Soprattutto in Italia, dove i contratti per gli uffici sono lunghi, sei più sei, la situazione è appetibile, come anche nella logistica, dove siamo passati dal rendimento dell’otto per cento al quattro per cento. E proprio perché c’è questo grande movimento globale sulla logistica che gli uffici rimangono intorno al quattro per cento, con piccole punte del tre-tre e mezzo per cento, localizzate comunque in poche grandi città italiane.

D.Uno sguardo al 2025: living e alternative sembrano essere tra le asset class più attraenti per gli investitori. Può darci una sua visione in merito?

R.Una premessa sul living: in Italia avremmo bisogno di un milione di case in affitto gestite in modo professionale. Questo è il living: case da dare in affitto a varie categorie, diciamo dalle famiglie, ai giovani, agli studenti, agli immigrati, costruite anche in modo industriale, ma gestite in modo professionale.

Questa situazione esiste in Francia, in Germania, soprattutto in Inghilterra, non in Italia perché la fiscalità non è premiante e il sistema degli sfratti funziona poco. Gli investitori sono, quindi, molto perplessi su questo tipo di investimento. 

Il nostro living, in realtà, è un prototipo, ovvero si tratta di case che vengono ben costruite, ma poi vendute. Sono condomini gestiti in modo innovativo, ma non si tratta di un living per l’affitto. Poi ci sono i privati che trasformano una proprietà in alloggi turistici, ma in questo caso non si tratta di un asset di mercato.

Il tema dei data center è sicuramente interessante ma riguarda alcuni grandi operatori mondiali, come Amazon, Google, Meta, che vogliono realizzare i loro grandi centri e lo possono fare in alcune condizioni particolari. Inoltre, sono talmente strutturati da non avere bisogno di investitori. 
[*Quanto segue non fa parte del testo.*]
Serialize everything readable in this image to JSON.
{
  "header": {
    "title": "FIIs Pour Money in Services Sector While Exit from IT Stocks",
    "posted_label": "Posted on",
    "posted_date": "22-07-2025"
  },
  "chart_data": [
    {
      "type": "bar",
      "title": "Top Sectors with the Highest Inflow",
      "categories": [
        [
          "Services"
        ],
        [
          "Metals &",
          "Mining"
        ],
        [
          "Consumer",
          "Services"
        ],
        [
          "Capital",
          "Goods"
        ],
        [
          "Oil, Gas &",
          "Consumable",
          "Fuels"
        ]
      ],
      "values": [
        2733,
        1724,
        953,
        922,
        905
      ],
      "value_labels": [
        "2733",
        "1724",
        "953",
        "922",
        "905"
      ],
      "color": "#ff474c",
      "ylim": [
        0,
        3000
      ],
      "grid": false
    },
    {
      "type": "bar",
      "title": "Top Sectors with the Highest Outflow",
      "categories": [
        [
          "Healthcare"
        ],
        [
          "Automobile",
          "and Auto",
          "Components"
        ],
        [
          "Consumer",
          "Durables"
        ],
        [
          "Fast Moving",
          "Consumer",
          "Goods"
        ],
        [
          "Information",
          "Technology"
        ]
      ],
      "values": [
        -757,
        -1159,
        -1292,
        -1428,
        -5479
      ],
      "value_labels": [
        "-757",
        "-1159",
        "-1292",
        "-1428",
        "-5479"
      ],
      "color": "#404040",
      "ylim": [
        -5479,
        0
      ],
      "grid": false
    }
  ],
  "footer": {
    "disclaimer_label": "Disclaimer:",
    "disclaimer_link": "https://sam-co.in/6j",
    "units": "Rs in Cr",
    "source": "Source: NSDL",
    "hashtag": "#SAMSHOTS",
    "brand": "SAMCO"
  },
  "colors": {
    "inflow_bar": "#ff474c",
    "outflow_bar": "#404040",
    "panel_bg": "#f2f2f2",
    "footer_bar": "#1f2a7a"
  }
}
Servono grandi spazi, a costi possibilmente non troppo elevati, una disponibilità di acqua e tanta energia. Viste queste richieste, il 90% dell’Italia non ha le carte in regola, ecco perché, in questo momento, l’unico data center sostanziale è quello di Segrate che sta sorgendo su una vecchia area industriale dismessa.
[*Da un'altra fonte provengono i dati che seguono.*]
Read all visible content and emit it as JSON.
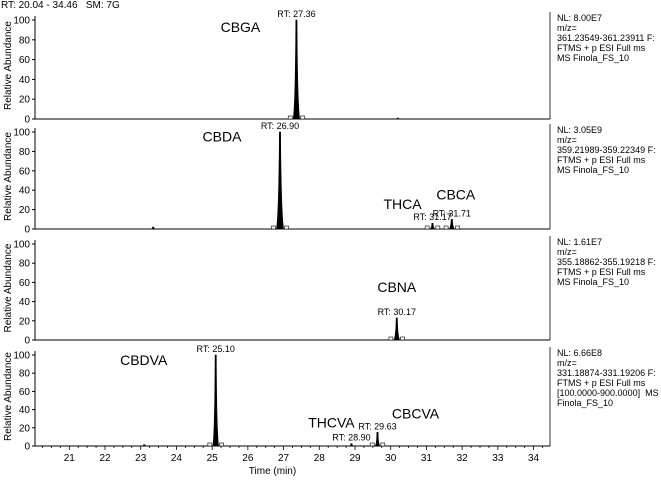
{
  "header": {
    "rt_range": "RT: 20.04 - 34.46",
    "sm": "SM: 7G"
  },
  "chart_data": [
    {
      "type": "line",
      "ylabel": "Relative Abundance",
      "ylim": [
        0,
        100
      ],
      "yticks": [
        0,
        20,
        40,
        60,
        80,
        100
      ],
      "xlim": [
        20.04,
        34.46
      ],
      "info": {
        "nl": "NL: 8.00E7",
        "filter": [
          "m/z=",
          "361.23549-361.23911 F:",
          "FTMS + p ESI Full ms",
          "MS Finola_FS_10"
        ]
      },
      "peaks": [
        {
          "rt": 27.36,
          "height": 100,
          "width": 0.18,
          "rt_label": "RT: 27.36",
          "name": "CBGA"
        },
        {
          "rt": 30.2,
          "height": 1,
          "width": 0.06,
          "rt_label": "",
          "name": ""
        }
      ]
    },
    {
      "type": "line",
      "ylabel": "Relative Abundance",
      "ylim": [
        0,
        100
      ],
      "yticks": [
        0,
        20,
        40,
        60,
        80,
        100
      ],
      "xlim": [
        20.04,
        34.46
      ],
      "info": {
        "nl": "NL: 3.05E9",
        "filter": [
          "m/z=",
          "359.21989-359.22349 F:",
          "FTMS + p ESI Full ms",
          "MS Finola_FS_10"
        ]
      },
      "peaks": [
        {
          "rt": 23.35,
          "height": 2,
          "width": 0.1,
          "rt_label": "",
          "name": ""
        },
        {
          "rt": 26.9,
          "height": 100,
          "width": 0.2,
          "rt_label": "RT: 26.90",
          "name": "CBDA"
        },
        {
          "rt": 31.17,
          "height": 6,
          "width": 0.13,
          "rt_label": "RT: 31.17",
          "name": "THCA"
        },
        {
          "rt": 31.71,
          "height": 10,
          "width": 0.15,
          "rt_label": "RT: 31.71",
          "name": "CBCA"
        }
      ]
    },
    {
      "type": "line",
      "ylabel": "Relative Abundance",
      "ylim": [
        0,
        100
      ],
      "yticks": [
        0,
        20,
        40,
        60,
        80,
        100
      ],
      "xlim": [
        20.04,
        34.46
      ],
      "info": {
        "nl": "NL: 1.61E7",
        "filter": [
          "m/z=",
          "355.18862-355.19218 F:",
          "FTMS + p ESI Full ms",
          "MS Finola_FS_10"
        ]
      },
      "peaks": [
        {
          "rt": 30.17,
          "height": 23,
          "width": 0.16,
          "rt_label": "RT: 30.17",
          "name": "CBNA"
        }
      ]
    },
    {
      "type": "line",
      "ylabel": "Relative Abundance",
      "ylim": [
        0,
        100
      ],
      "yticks": [
        0,
        20,
        40,
        60,
        80,
        100
      ],
      "xlim": [
        20.04,
        34.46
      ],
      "xlabel": "Time (min)",
      "xticks": [
        21,
        22,
        23,
        24,
        25,
        26,
        27,
        28,
        29,
        30,
        31,
        32,
        33,
        34
      ],
      "info": {
        "nl": "NL: 6.66E8",
        "filter": [
          "m/z=",
          "331.18874-331.19206 F:",
          "FTMS + p ESI Full ms",
          "[100.0000-900.0000]  MS",
          "Finola_FS_10"
        ]
      },
      "peaks": [
        {
          "rt": 23.1,
          "height": 1.5,
          "width": 0.1,
          "rt_label": "",
          "name": ""
        },
        {
          "rt": 25.1,
          "height": 100,
          "width": 0.16,
          "rt_label": "RT: 25.10",
          "name": "CBDVA"
        },
        {
          "rt": 28.9,
          "height": 2.5,
          "width": 0.1,
          "rt_label": "RT: 28.90",
          "name": "THCVA"
        },
        {
          "rt": 29.63,
          "height": 15,
          "width": 0.13,
          "rt_label": "RT: 29.63",
          "name": "CBCVA"
        }
      ]
    }
  ]
}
Nel comparto dei data center siamo comunque a livello di prototipi. Il contesto è ancora prematuro, perché i rendimenti, i consumi e la somma sono ancora embrionali. 
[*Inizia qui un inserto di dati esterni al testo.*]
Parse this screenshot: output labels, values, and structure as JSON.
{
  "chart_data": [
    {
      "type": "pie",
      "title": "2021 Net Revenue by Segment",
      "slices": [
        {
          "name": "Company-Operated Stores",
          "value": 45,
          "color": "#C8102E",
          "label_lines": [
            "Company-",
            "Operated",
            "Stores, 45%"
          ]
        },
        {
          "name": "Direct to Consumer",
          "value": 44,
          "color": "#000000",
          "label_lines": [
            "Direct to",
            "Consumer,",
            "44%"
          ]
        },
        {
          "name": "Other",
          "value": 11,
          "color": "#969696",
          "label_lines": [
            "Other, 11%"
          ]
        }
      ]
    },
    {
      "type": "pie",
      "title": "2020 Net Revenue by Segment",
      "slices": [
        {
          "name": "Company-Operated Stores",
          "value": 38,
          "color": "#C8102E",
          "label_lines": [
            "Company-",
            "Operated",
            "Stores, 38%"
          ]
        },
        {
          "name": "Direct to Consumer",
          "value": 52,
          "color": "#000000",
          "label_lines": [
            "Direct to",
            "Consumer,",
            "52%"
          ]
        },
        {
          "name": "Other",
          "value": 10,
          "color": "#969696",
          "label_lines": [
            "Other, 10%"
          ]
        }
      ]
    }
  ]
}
Inoltre, si tratta di impianti estremamente energivori, per cui la loro costruzione va pensata nel dettaglio, a fronte di un sistema elettrico che può avere delle fragilità, per questo si tratta di prodotti che sono per il momento assolutamente marginali.

D.Quali saranno i maggiori driver dell’immobiliare italiano, a suo parere, nel prossimo anno?

R.Sicuramente il calo del costo del denaro, che si lega a un atteggiamento più positivo anche dei giovani e delle famiglie italiane verso l’investimento immobiliare. 

Ad esempio, le persone sanno che attualmente i rendimenti delle case vacanza sono elevati e, anche se non possiedono una proprietà da destinare a reddito, sono a conoscenza che questa opportunità esiste. È un tema di cui si sta parlando e questo contribuisce a creare un clima di fiducia. 

Come in tutti i mercati, anche nell’immobiliare ci vuole un clima di fiducia, che oggi è alimentata da altri fattori, come ad esempio sapere che le tasse non aumenteranno o che gli investimenti previsti per il Case Green sono stati ridimensionati.

Inoltre, c’è un po’ di mobilità interna verso le grandi città, c’è un flusso turistico in forte crescita, i consumi sono in aumento e questo contribuisce a creare in generale l’idea di un Paese, così come degli investimenti immobiliari. Possiamo parlare di un mix di indicatori che portano a definire che se il 2024 è stato l’anno della ‘ripresina’, il 2025 sarà quello della ‘ripresona’.